Recent corporate lapses, such as the destruction of a 46,000 year-old sacred Aboriginal site in Australia or the tailings dam failures in Brazil, show the importance of fully implementing such knowledge. A recent report on 103 companies complying with France’s mandatory due diligence law informs us that such reports were only reviewed at executive committee or board level in 20% of cases. Human rights due diligence must be a strategic issue for any company and an issue of board oversight; we are hoping that this will be reflected in forthcoming legislative proposals from the European Union as well as in national laws. We also note the proposals for mandatory board-level diversity disclosures in the US.

But company directors around the world who feel they must lead on ESG issues should not be waiting to be pushed. There is leadership advantage now in asking one question: “How does my board engage with the very people that are most vulnerable to our mistakes, but also most likely to benefit from us performing better on these issues?”

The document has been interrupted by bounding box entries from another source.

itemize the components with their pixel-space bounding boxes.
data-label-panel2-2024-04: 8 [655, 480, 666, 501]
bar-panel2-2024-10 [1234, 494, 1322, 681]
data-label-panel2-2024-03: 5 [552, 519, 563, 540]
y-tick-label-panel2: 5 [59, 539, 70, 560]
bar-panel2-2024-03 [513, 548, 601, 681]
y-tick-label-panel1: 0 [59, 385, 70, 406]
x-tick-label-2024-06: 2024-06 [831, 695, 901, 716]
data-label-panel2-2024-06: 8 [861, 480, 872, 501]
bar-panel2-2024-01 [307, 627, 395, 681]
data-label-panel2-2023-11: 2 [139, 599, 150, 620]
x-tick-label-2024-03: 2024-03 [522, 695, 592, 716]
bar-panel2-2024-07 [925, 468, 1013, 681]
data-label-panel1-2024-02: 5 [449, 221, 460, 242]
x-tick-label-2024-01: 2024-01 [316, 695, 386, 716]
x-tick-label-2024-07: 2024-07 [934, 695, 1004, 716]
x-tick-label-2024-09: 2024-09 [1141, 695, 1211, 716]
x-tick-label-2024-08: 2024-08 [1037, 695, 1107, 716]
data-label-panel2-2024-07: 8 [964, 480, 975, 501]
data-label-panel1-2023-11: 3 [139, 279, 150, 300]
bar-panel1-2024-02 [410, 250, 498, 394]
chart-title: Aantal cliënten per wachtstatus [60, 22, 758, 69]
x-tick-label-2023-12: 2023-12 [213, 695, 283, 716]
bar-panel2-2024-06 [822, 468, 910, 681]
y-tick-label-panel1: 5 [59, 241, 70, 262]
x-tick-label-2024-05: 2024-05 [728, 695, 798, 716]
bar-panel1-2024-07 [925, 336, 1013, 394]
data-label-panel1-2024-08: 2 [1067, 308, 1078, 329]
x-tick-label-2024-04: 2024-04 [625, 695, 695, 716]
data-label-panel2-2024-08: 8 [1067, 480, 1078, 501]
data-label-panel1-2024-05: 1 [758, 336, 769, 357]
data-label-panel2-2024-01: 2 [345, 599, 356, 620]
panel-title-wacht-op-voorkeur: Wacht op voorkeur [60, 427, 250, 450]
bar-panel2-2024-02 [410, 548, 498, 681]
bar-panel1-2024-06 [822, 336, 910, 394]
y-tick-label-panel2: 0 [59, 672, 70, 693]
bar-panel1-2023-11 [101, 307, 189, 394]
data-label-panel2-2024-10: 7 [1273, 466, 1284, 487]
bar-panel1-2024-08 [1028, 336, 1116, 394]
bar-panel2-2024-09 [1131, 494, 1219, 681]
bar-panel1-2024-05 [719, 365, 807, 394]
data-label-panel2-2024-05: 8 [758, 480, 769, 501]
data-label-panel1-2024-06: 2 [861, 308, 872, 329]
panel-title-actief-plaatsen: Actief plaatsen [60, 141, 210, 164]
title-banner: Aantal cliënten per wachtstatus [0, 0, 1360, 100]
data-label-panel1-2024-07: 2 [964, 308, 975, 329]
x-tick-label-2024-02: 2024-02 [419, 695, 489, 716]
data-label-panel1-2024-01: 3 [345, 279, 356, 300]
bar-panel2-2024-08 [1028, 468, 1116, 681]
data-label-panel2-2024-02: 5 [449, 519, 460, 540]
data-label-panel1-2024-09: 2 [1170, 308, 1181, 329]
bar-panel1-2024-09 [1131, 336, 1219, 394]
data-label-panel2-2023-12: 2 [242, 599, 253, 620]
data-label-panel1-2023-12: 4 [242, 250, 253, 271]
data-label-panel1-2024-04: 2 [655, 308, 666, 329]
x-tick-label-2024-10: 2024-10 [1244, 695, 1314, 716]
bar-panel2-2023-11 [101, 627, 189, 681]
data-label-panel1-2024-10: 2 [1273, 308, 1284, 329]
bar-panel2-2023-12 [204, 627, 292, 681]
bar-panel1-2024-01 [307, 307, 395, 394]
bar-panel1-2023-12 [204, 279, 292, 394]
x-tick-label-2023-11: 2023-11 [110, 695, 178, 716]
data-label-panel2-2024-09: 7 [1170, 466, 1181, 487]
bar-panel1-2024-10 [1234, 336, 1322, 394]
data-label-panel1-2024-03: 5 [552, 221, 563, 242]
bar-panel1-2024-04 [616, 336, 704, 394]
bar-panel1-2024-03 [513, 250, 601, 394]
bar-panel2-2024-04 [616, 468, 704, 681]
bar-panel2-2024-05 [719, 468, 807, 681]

One of the main critiques of stakeholder capitalism is identifying who precisely is a stakeholder of a company and who is not. The term “stakeholder” is often so broadly defined that it could almost include anybody. However, framing the concept around “affected stakeholders”, particularly those most vulnerable to a company’s actions and inactions, provides a clearer lens. This is the approach set out in the UN Guiding Principles on Business and Human Rights, which understands affected stakeholders to be those most impacted by a company’s operations, most often workers, community members or consumers, sometimes human rights defenders. Some organizations represent these parties (such as trade unions, representative NGOs or community-based organizations), but they are not in themselves affected stakeholders. Hopefully this guiding principle will be chosen by the European Union and others in terms of mandatory due diligence requirements with board-level oversight.

This year the World Economic Forum’s Global Future Council on Human Rights, which we co-chair, is focused precisely on the question of how to identify and engage with those most affected. We have agreed to take two very different human rights issues – living wage in the supply chain and the protection of human rights defenders – and bring affected stakeholders into a direct dialogue with company directors from different business sectors.

These two encounters will be very different. On the living wage, we will be joined by directors whose companies have recently made supply chain commitments, or are considering the possibility, to hear from workers, not necessarily in their own supply chain, about why those in power must make this a central concern in how companies maintain business relations. It might be a difficult conversation, but it won’t be an abstract one. The same in relation to human rights defenders, often seen as the canary in the coalmine for the health of a company’s operating environment: Are stakeholders free to express their concerns and are businesses and government officials ready to listen and be held accountable for their actions?

We hope that these two encounters will generate some firm insights for both the board directors and the affected stakeholders. But the main aim is for all those involved to share their experiences in a report we will publish in September this year for board directors anywhere in the world to read. We hope this will show how boards can engage directly with affected stakeholders and the kinds of insights that can flow from this. We hope also to inform regulators how best they might shape board requirements in law. This must be more than compliance assessments, auditing or due diligence reports; it needs to be an active component of how boards are structured and how they conduct their business.